A Sub-quadratic Sequence Alignment Algorithm for Unrestricted Scoring Matrices

Michal Ziv-Ukelson
Department of Computer Science, Technion, Israel.

The classical algorithm for computing the similarity between two
sequences uses a dynamic programming matrix, and compares two strings of
size n in O(n^2) time. In this talk we address the challenge of
computing the similarity of two strings in sub-quadratic time, for
metrics which use a scoring matrix of unrestricted weights. Our
algorithm applies to both local and global similarity computations.

The speed-up is achieved by dividing the dynamic programming matrix into
variable sized blocks, as induced by Lempel-Ziv parsing of both strings,
and utilizing the inherent periodic nature of both strings. This leads
to an O(n^2 / log n) algorithm for an input of constant alphabet size.
For most texts, the time complexity is actually O(h*n^2 /log n) where h
<= 1 is the entropy of the text.

The paper is joint work with Gad M. Landau and Maxime Crochemore.
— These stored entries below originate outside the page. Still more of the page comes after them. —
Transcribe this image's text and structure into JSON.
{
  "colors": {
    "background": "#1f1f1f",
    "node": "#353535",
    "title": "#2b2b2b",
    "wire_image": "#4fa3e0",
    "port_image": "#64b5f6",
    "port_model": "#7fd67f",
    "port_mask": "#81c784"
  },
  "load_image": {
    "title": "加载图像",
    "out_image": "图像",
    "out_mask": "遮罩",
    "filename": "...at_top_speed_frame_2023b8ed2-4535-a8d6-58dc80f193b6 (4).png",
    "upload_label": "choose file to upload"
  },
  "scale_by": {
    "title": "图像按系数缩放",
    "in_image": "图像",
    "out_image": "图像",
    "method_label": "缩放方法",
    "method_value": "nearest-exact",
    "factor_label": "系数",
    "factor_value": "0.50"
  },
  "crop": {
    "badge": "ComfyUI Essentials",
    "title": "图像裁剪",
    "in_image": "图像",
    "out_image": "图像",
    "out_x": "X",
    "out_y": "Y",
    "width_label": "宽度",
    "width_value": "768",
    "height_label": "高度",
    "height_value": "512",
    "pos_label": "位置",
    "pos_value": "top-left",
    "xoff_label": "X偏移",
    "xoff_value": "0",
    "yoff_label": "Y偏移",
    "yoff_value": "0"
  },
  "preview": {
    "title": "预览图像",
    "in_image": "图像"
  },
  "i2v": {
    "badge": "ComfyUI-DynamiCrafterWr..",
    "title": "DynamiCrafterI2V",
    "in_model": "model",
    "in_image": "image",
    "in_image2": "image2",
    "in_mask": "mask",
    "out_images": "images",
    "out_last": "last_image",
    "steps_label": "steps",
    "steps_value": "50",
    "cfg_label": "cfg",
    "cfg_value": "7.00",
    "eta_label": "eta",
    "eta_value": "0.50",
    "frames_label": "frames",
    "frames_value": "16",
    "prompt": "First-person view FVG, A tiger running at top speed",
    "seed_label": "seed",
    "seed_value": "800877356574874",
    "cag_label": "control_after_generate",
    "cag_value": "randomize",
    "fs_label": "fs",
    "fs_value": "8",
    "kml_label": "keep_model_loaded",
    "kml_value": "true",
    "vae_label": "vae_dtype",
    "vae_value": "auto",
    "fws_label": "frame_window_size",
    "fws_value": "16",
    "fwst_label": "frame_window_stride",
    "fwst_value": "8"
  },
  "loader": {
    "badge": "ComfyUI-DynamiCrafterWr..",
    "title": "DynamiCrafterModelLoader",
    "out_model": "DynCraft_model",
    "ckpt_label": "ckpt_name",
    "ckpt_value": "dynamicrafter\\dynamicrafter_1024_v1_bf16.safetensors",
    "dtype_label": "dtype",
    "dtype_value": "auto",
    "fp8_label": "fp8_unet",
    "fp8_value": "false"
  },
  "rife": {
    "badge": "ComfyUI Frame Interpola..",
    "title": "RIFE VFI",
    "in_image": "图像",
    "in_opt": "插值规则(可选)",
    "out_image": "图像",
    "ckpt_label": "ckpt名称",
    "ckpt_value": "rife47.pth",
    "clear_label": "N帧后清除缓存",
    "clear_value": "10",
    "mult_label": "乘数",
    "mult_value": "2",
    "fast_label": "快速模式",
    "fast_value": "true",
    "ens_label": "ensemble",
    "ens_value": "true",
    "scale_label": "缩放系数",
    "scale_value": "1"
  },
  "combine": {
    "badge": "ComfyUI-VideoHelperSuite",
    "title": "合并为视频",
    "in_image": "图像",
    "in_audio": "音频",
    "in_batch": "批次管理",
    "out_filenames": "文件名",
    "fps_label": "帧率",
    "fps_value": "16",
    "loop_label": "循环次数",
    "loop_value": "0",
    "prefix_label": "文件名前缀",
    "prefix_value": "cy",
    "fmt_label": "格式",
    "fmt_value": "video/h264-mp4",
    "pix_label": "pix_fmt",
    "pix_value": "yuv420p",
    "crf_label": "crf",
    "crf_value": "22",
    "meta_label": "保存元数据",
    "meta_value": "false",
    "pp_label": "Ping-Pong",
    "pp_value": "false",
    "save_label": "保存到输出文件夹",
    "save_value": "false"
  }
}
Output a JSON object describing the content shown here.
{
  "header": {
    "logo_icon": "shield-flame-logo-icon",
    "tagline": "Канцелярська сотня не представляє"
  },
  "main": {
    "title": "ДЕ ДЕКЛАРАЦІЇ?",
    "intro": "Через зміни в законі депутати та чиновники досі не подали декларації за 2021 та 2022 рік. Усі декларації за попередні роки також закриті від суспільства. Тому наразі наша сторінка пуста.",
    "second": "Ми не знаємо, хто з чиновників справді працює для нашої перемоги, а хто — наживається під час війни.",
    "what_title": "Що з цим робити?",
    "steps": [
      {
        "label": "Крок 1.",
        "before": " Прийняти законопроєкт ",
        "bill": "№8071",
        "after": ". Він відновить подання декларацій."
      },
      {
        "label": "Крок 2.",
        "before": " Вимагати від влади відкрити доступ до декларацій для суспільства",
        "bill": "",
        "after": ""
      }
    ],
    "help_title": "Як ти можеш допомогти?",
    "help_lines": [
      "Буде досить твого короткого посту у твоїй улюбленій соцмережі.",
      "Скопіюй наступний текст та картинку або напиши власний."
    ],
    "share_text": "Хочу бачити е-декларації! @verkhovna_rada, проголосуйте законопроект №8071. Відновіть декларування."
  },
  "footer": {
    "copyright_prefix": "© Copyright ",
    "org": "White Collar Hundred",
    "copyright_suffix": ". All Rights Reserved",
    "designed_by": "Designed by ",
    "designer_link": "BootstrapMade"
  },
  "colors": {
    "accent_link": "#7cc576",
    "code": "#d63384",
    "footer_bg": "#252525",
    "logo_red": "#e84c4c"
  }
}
The above talk will be followed by a brief description of selected
recent results, (a RECOMB 2005 paper, a WABI 2005 paper, a CPM 2005
paper and a SODA 2006 submission, joint work in parts with C.Ben-Zaken
Zilberstein, C. Kent, F. Swidan, G.M. Landau, Z. Yakhini and R.Y.
Pinter), to be further elaborated according to the interest expressed by
the audience.